Кальман Миксат - Том 2. Повести
— Сыграй-ка, цыган, бетярскую! Ту, в которой поется: «Эх, корчмарка, дай вина нам, да покрепче!» Ну, Франциска, ставь вина моим приятелям!
— Не балуй, Винце, не дури, — утихомиривала его жена. — Хватит с тебя, и так немало выпил, не дам больше. Я хочу спать, уже ночь, Винце!
— Пока полон погребок, пусть блистает Манушок! — выкрикивал Винце, перефразировав известную поговорку богачей. — Дай вина, Франциска, плачу, как все! — И он выбросил на столик новенькую форинтовую ассигнацию. — Ха-ха-ха! Жаль, что ты не пьешь, Франциска. Честное слово, жаль, очень жаль. Но все равно я тебя люблю, потому что не могу не любить. Ну какой мне прок не любить-то тебя? Вот я и люблю и весьма, весьма сожалею, что у нас разные натуры, что не пьешь ты! Потому что тогда мы поступали бы точно так же, как другие корчмари. Я бы пил и платил тебе за вино, и все было бы в порядке, ибо тем самым лишь способствовал бы коммерции.
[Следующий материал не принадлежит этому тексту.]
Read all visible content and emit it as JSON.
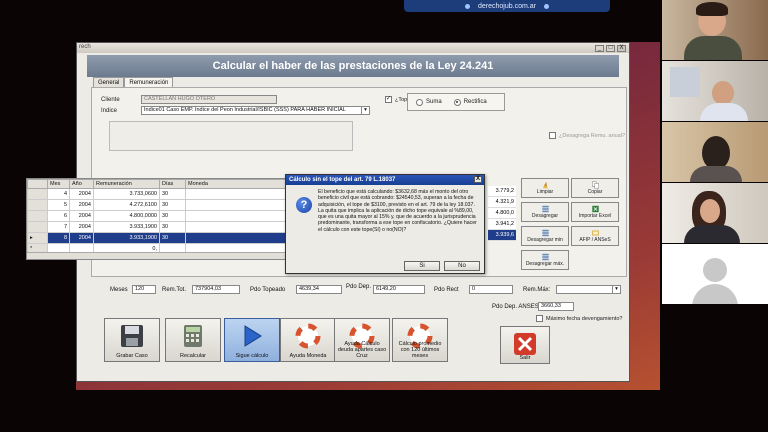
{
  "share_bar": {
    "text": "derechojub.com.ar"
  },
  "app": {
    "title_small": "rech",
    "window_buttons": [
      "_",
      "□",
      "X"
    ],
    "banner": "Calcular el haber de las prestaciones de la Ley 24.241",
    "tabs": [
      {
        "label": "General"
      },
      {
        "label": "Remuneración"
      }
    ],
    "cliente_label": "Cliente",
    "cliente_value": "CASTELLAN HUGO OTERO",
    "indice_label": "Indice",
    "indice_value": "Indice01 Caso EMP. Indice del Peon Industrial/ISBIC (SSS) PARA HABER INICIAL",
    "tope_label": "¿Tope de remu. máxima?",
    "tope_checked": "✓",
    "suma_label": "Suma",
    "rectifica_label": "Rectifica",
    "desagrega_label": "¿Desagrega Remu. anual?",
    "grid": {
      "headers": [
        "Mes",
        "Año",
        "Remuneración",
        "Días",
        "Moneda"
      ],
      "rows": [
        {
          "mes": "4",
          "anio": "2004",
          "remu": "3.733,0600",
          "dias": "30",
          "moneda": ""
        },
        {
          "mes": "5",
          "anio": "2004",
          "remu": "4.272,6100",
          "dias": "30",
          "moneda": ""
        },
        {
          "mes": "6",
          "anio": "2004",
          "remu": "4.800,0000",
          "dias": "30",
          "moneda": ""
        },
        {
          "mes": "7",
          "anio": "2004",
          "remu": "3.933,1900",
          "dias": "30",
          "moneda": ""
        },
        {
          "mes": "8",
          "anio": "2004",
          "remu": "3.933,1900",
          "dias": "30",
          "moneda": ""
        },
        {
          "mes": "",
          "anio": "",
          "remu": "0,",
          "dias": "",
          "moneda": ""
        }
      ],
      "right_values": [
        "3.779,2",
        "4.321,9",
        "4.800,0",
        "3.941,2",
        "3.939,6"
      ]
    },
    "side_buttons": [
      {
        "label": "Limpiar"
      },
      {
        "label": "Copiar"
      },
      {
        "label": "Desagregar"
      },
      {
        "label": "Importar Excel"
      },
      {
        "label": "Desagregar min"
      },
      {
        "label": "AFIP / ANSeS"
      },
      {
        "label": "Desagregar máx."
      }
    ],
    "bottom": {
      "meses_label": "Meses",
      "meses_value": "120",
      "remtot_label": "Rem.Tot.",
      "remtot_value": "737904,03",
      "pdo_topeado_label": "Pdo Topeado",
      "pdo_topeado_value": "4639,34",
      "pdo_dep_label": "Pdo Dep.",
      "pdo_dep_value": "6149,20",
      "pdo_rect_label": "Pdo Rect",
      "pdo_rect_value": "0",
      "rem_max_label": "Rem.Máx:",
      "rem_max_value": "",
      "pdo_anses_label": "Pdo Dep. ANSES",
      "pdo_anses_value": "3660,33",
      "max_fecha_label": "Máximo fecha devengamiento?"
    },
    "big_buttons": [
      {
        "label": "Grabar Caso"
      },
      {
        "label": "Recalcular"
      },
      {
        "label": "Sigue cálculo"
      },
      {
        "label": "Ayuda Moneda"
      },
      {
        "label": "Ayuda Cálculo deuda apartes caso Cruz"
      },
      {
        "label": "Cálculo promedio con 120 últimos meses"
      },
      {
        "label": "Salir"
      }
    ]
  },
  "dialog": {
    "title": "Cálculo sin el tope del art. 79 L.18037",
    "message": "El beneficio que está calculando: $3632,68 más el monto del otro beneficio civil que está cobrando: $24540,53, superan a la fecha de adquisición, el tope de $3100, previsto en el art. 79 de la ley 18.037. La quita que implica la aplicación de dicho tope equivale al %89,00, que es una quita mayor al 15% y, que de acuerdo a la jurisprudencia predominante, transforma a ese tope en confiscatorio. ¿Quiere hacer el cálculo con este tope(SI) o no(NO)?",
    "yes_label": "Si",
    "no_label": "No",
    "close_label": "X",
    "icon_char": "?"
  }
}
Короче говоря, он был весельчак и «свой парень», который принес «Павлину» новую славу и популярность. «Павлин» сейчас переживал свой золотой век, так как, с другой стороны, ему придавала блеск шипширица, которая раздалась в плечах, но сохранила стройность и была свежее утренней росы. Смотрите, люди добрые, во что превращается маленький мотылек! Прошедшие шесть — восемь месяцев (а время большой мастер) кое в чем подправили ее черты, и грациозная, миловидная девушка превратилась в писаную красавицу. Стоило ей показаться на людях, как все глаза устремлялись на нее. «Идет эта шипширица по улице Мальвы, словно лань какая», — переговаривались соседки, которые, пожалуй, никогда и не видели настоящей лани.
Но не только старухи заглядывались на красавицу шипширицу, бледнолицые подростки-гимназисты тоже стали появляться в «Павлине». Денег у них водилось не густо, ели и пили они мало и пищу давали не желудку, а скорее своим глазам, уплачивая лишь несколько крейцеров за фрёч.
В это время господин Дружба заметил среди своих воспитанников странную эпидемию, в особенности у восьмиклассников: все ученики стали писать стихи, — а это, как известно, самая опасная из всех смертельных болезней. Сердце, как река в половодье, расширяется и наводняет голову рифмами, причем голова забивается этими самыми рифмами так, что ни для какого другого предмета — ни для латыни, ни для греческого, истории, арифметики — в ней уже не остается места.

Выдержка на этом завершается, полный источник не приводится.